After a spinal cord injury, nearby neurons lose insulation and the ability to communicate via natural electrical impulses. When scientists gave mice an oral drug called LM11A-31 (designed to prevent neural degeneration in Alzheimer’s patients) just hours after a complete spinal cord injury, it limited the death of cells that protect nerve fibers, allowing test rodents to retain their ability to walk and swim. 

The drug binds with proteins that normally kill off the protective cells after an injury; with the proteins disabled, more neural connections may remain intact, says Sung Ok Yoon, lead author of a study published this January in the Journal of Neuroscience. LM11A-31 is noninvasive, low risk and FDA-approved, but researchers have yet to try it on people with paralysis. 

Caveat: The drug is not yet tested in humans for paralysis treatment, and it must be delivered right after the injury, or it won’t work.

Repairing nerve cells

By reinsulating damaged nerves and regenerating nerve cells, Schwann cell transplants have earned their stripes in paralyzed mouse, pig and primate studies over the past decade. In healthy individuals, Schwann cells wrap themselves around nerve fibers to insulate and protect them, much like the coating on a household electrical cord. 

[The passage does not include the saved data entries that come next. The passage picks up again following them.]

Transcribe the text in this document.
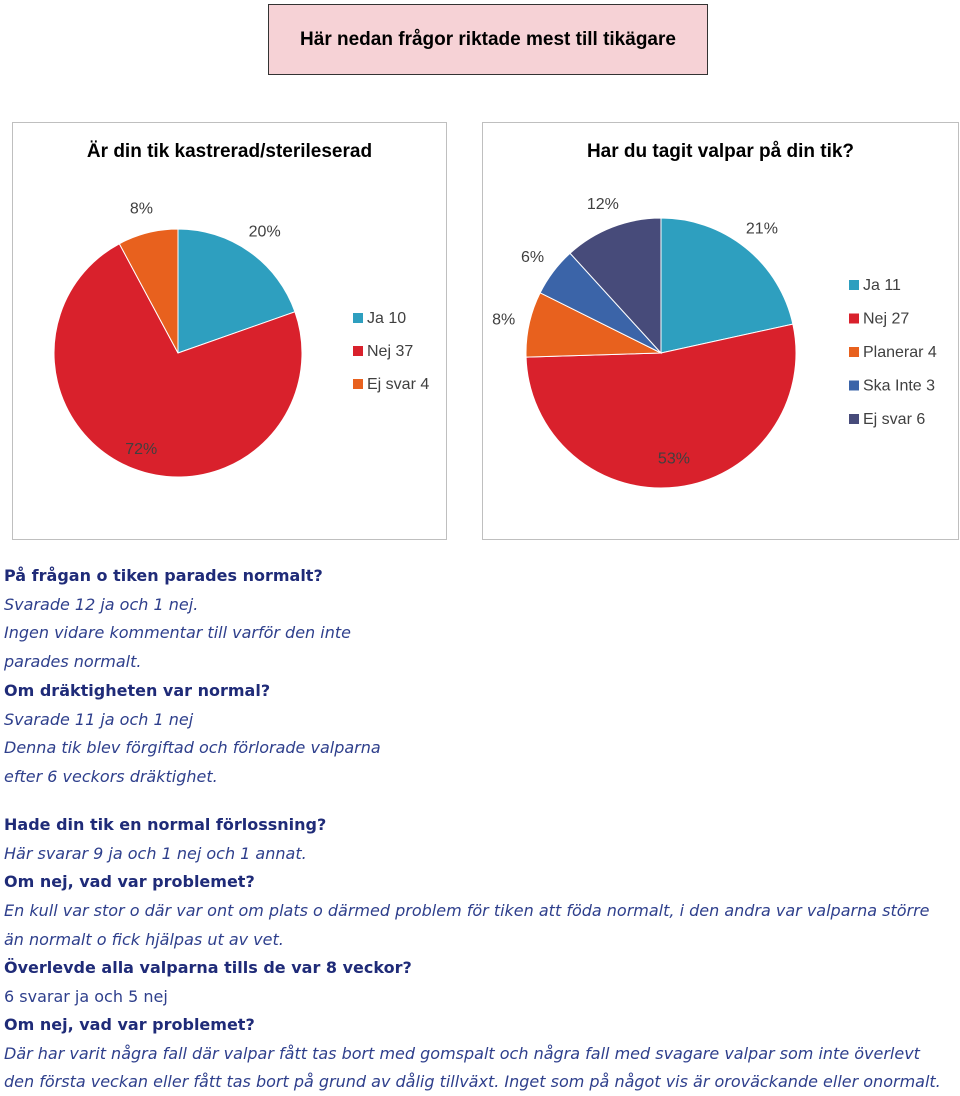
Här nedan frågor riktade mest till tikägare
Är din tik kastrerad/sterileserad
20%
72%
8%
Ja 10
Nej 37
Ej svar 4
Har du tagit valpar på din tik?
21%
53%
8%
6%
12%
Ja 11
Nej 27
Planerar 4
Ska Inte 3
Ej svar 6
På frågan o tiken parades normalt?
Svarade 12 ja och 1 nej.
Ingen vidare kommentar till varför den inte
parades normalt.
Om dräktigheten var normal?
Svarade 11 ja och 1 nej
Denna tik blev förgiftad och förlorade valparna
efter 6 veckors dräktighet.
Hade din tik en normal förlossning?
Här svarar 9 ja och 1 nej och 1 annat.
Om nej, vad var problemet?
En kull var stor o där var ont om plats o därmed problem för tiken att föda normalt, i den andra var valparna större
än normalt o fick hjälpas ut av vet.
Överlevde alla valparna tills de var 8 veckor?
6 svarar ja och 5 nej
Om nej, vad var problemet?
Där har varit några fall där valpar fått tas bort med gomspalt och några fall med svagare valpar som inte överlevt
den första veckan eller fått tas bort på grund av dålig tillväxt. Inget som på något vis är oroväckande eller onormalt.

When transplanted to the site of a spinal injury, the cells can bridge the gap in the spinal cord and pump out growth chemicals to induce new nerve fibers to sprout, according to neurologist Kim Anderson, a researcher at the Miami Project to Cure Paralysis. 

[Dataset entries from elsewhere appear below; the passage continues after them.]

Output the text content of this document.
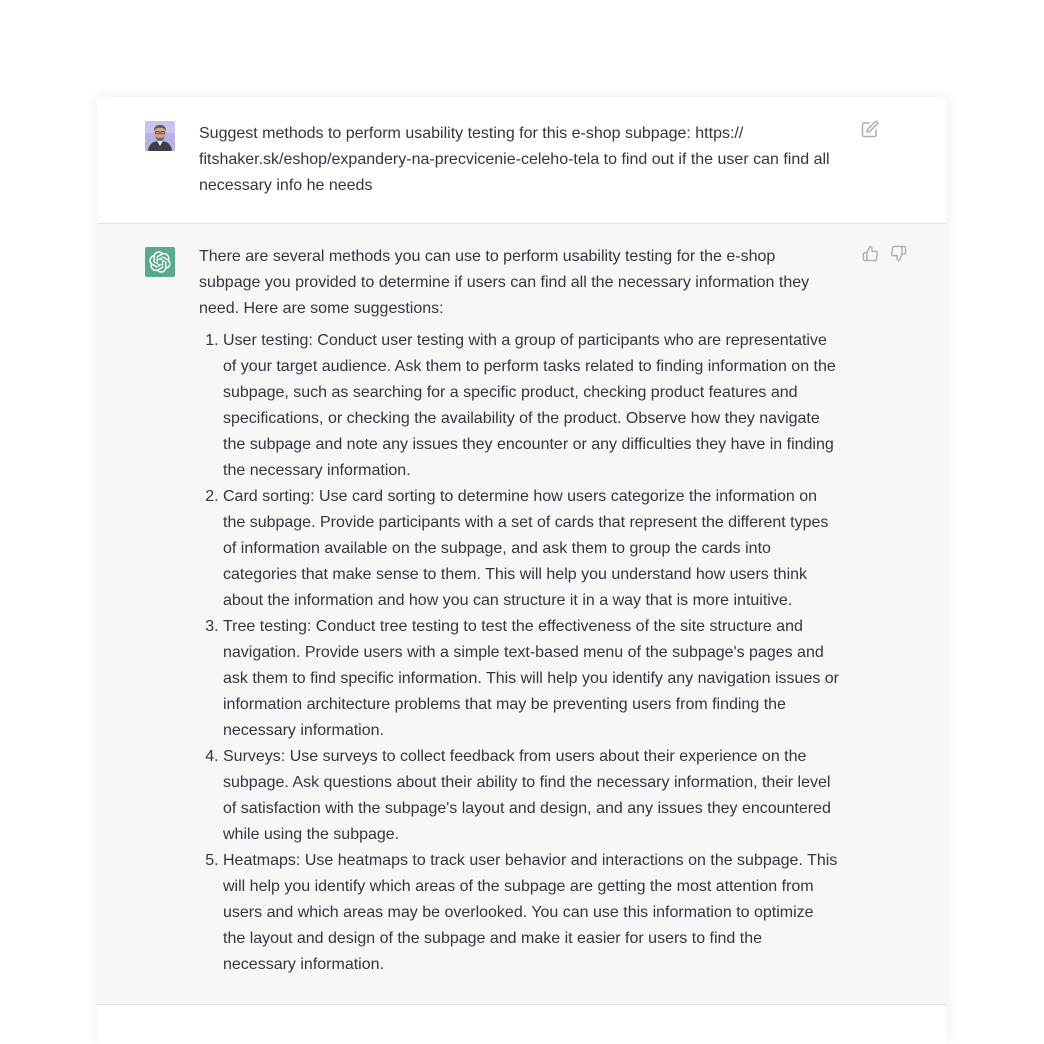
Suggest methods to perform usability testing for this e-shop subpage: https:// fitshaker.sk/eshop/expandery-na-precvicenie-celeho-tela to find out if the user can find all necessary info he needs

There are several methods you can use to perform usability testing for the e-shop subpage you provided to determine if users can find all the necessary information they need. Here are some suggestions:

1. User testing: Conduct user testing with a group of participants who are representative of your target audience. Ask them to perform tasks related to finding information on the subpage, such as searching for a specific product, checking product features and specifications, or checking the availability of the product. Observe how they navigate the subpage and note any issues they encounter or any difficulties they have in finding the necessary information.
2. Card sorting: Use card sorting to determine how users categorize the information on the subpage. Provide participants with a set of cards that represent the different types of information available on the subpage, and ask them to group the cards into categories that make sense to them. This will help you understand how users think about the information and how you can structure it in a way that is more intuitive.
3. Tree testing: Conduct tree testing to test the effectiveness of the site structure and navigation. Provide users with a simple text-based menu of the subpage's pages and ask them to find specific information. This will help you identify any navigation issues or information architecture problems that may be preventing users from finding the necessary information.
4. Surveys: Use surveys to collect feedback from users about their experience on the subpage. Ask questions about their ability to find the necessary information, their level of satisfaction with the subpage's layout and design, and any issues they encountered while using the subpage.
5. Heatmaps: Use heatmaps to track user behavior and interactions on the subpage. This will help you identify which areas of the subpage are getting the most attention from users and which areas may be overlooked. You can use this information to optimize the layout and design of the subpage and make it easier for users to find the necessary information.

During an early clinical trial at the Miami Project last year, researchers took Schwann cells from an easily accessible sensory nerve in a patient’s leg, grew them in culture and injected them at the point of the spinal cord injury. Results will be available in about a year. 

Another kind of protective cell, meanwhile, offers an alternative method of repair, as described in a study published in the journal Brain. In that work, scientists removed olfactory ensheathing cells from the noses of dogs with complete spinal cord injuries, and injected them at the site of the severed nerves. The result was improved movement and coordination between fore and hind legs. 

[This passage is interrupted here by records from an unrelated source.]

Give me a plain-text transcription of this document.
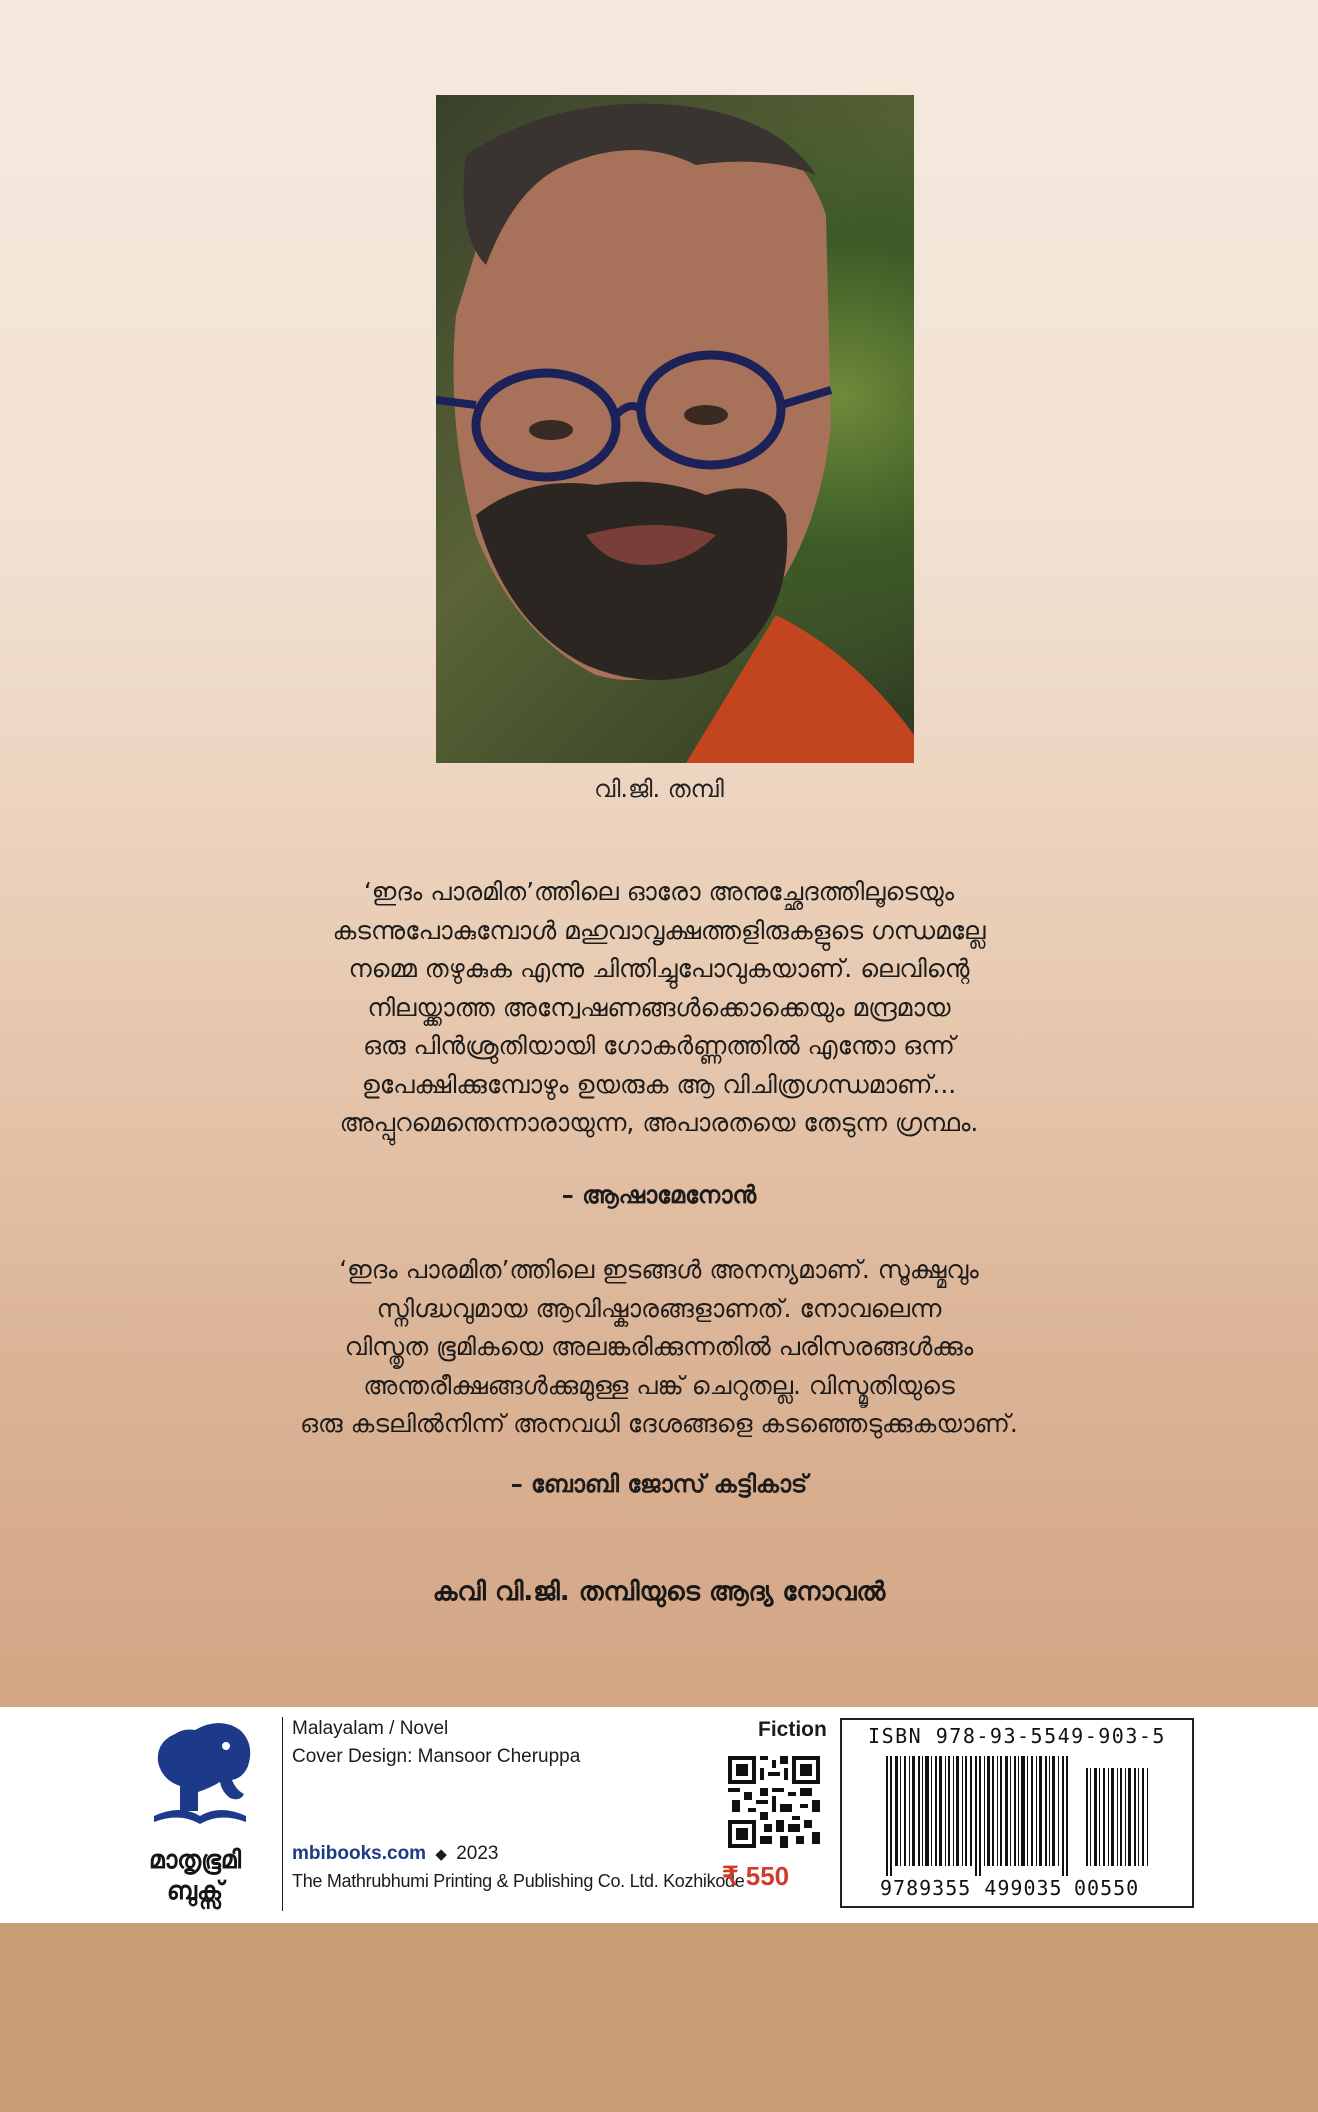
വി.ജി. തമ്പി

‘ഇദം പാരമിത’ത്തിലെ ഓരോ അനുച്ഛേദത്തിലൂടെയും

കടന്നുപോകുമ്പോൾ മഹുവാവൃക്ഷത്തളിരുകളുടെ ഗന്ധമല്ലേ

നമ്മെ തഴുകുക എന്നു ചിന്തിച്ചുപോവുകയാണ്. ലെവിന്റെ

നിലയ്ക്കാത്ത അന്വേഷണങ്ങൾക്കൊക്കെയും മന്ദ്രമായ

ഒരു പിൻശ്രുതിയായി ഗോകർണ്ണത്തിൽ എന്തോ ഒന്ന്

ഉപേക്ഷിക്കുമ്പോഴും ഉയരുക ആ വിചിത്രഗന്ധമാണ്...

അപ്പുറമെന്തെന്നാരായുന്ന, അപാരതയെ തേടുന്ന ഗ്രന്ഥം.

– ആഷാമേനോൻ

‘ഇദം പാരമിത’ത്തിലെ ഇടങ്ങൾ അനന്യമാണ്. സൂക്ഷ്മവും

സ്നിഗ്ദ്ധവുമായ ആവിഷ്കാരങ്ങളാണത്. നോവലെന്ന

വിസ്തൃത ഭൂമികയെ അലങ്കരിക്കുന്നതിൽ പരിസരങ്ങൾക്കും

അന്തരീക്ഷങ്ങൾക്കുമുള്ള പങ്ക് ചെറുതല്ല. വിസ്മൃതിയുടെ

ഒരു കടലിൽനിന്ന് അനവധി ദേശങ്ങളെ കടഞ്ഞെടുക്കുകയാണ്.

– ബോബി ജോസ് കട്ടികാട്
കവി വി.ജി. തമ്പിയുടെ ആദ്യ നോവൽ
മാതൃഭൂമി
ബുക്സ്
Malayalam / Novel
Cover Design: Mansoor Cheruppa
mbibooks.com ◆ 2023
The Mathrubhumi Printing & Publishing Co. Ltd. Kozhikode
Fiction
₹ 550
ISBN 978-93-5549-903-5
9789355 499035 00550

Caveat:To date, this strategy has only been able to allow better communication between nerve cells in the spinal cord, but there is no evidence of improved communication between those neurons and the brain. 

Restoring function

To encourage nerve growth over longer distances, researchers are looking to stem cells. A study published in Cell last year demonstrated that human and rat stem cells could be grafted onto the spinal cord of paralyzed rats, forming new nerves capable of communicating across the injury site. 

The result? Movement in every joint in the rats’ hind legs. Now a clinical trial in Zurich provides the first evidence that stem cell therapy can restore some function in people with complete spinal cord injuries. Twelve months after being injected with brain-derived stem cells near the injury site, one of the three human participants has regained some feeling in the lowest portions of his spine. 

Researchers don’t know exactly how the stem cells work, but they assume they are performing nerve repair. “It’s probably more than one type of action,” said neurosurgeon Stephen Huhn, who leads the Central Nervous System program at StemCells, the company that sponsored the study. 

Caveat: Stem cell transplants to the central nervous system remain highly experimental.